The state of Washington has initiated legal proceedings against T-Mobile over a significant data breach from 2021 that impacted millions of its residents. This breach exposed personal details of about 79 million individuals. Compromised information included names, birth dates, Social Security numbers, and driver’s licenses.
Despite T-Mobile’s swift response to rectify the breach, they faced multiple class action lawsuits. By 2022, T-Mobile consented to a $350 million settlement for affected clients and committed $150 million towards enhancing its cybersecurity framework.

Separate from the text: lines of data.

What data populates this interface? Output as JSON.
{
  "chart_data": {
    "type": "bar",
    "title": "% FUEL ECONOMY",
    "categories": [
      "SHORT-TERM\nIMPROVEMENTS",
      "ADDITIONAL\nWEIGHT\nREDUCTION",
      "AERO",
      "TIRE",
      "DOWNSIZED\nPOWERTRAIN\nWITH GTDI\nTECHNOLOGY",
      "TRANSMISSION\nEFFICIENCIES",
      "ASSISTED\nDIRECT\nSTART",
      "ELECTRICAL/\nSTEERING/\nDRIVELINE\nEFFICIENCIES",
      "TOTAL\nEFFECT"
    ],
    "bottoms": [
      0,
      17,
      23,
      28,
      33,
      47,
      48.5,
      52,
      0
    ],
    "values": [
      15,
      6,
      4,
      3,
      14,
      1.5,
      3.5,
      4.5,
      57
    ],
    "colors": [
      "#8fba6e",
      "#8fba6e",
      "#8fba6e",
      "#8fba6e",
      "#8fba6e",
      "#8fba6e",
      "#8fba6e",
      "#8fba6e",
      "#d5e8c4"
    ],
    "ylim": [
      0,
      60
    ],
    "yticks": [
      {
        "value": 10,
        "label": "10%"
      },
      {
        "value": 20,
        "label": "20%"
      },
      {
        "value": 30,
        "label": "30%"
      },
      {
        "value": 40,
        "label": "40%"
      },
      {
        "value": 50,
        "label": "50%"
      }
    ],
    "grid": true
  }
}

The Federal Communications Commission subsequently fined the operator $31.5 million for data protection lapses during this and other cyber incidents from 2021 to 2023. The lawsuit by Washington argues the breach, impacting 2 million within the state, was avoidable.
A statement from Washington’s authorities argued, “T-Mobile knew for years about certain cybersecurity vulnerabilities and did not do enough to address them.” Furthermore, the lawsuit claims T-Mobile mismanaged the breach notification process, understating its severity and failing to provide comprehensive details about the exposed data.
Attorney General Bob Ferguson emphasized, “This significant data breach was entirely avoidable. T-Mobile had years to fix key vulnerabilities in its cybersecurity systems — and it failed.” This situation underscores the escalating nature of cybersecurity threats, especially amid rising geopolitical tensions.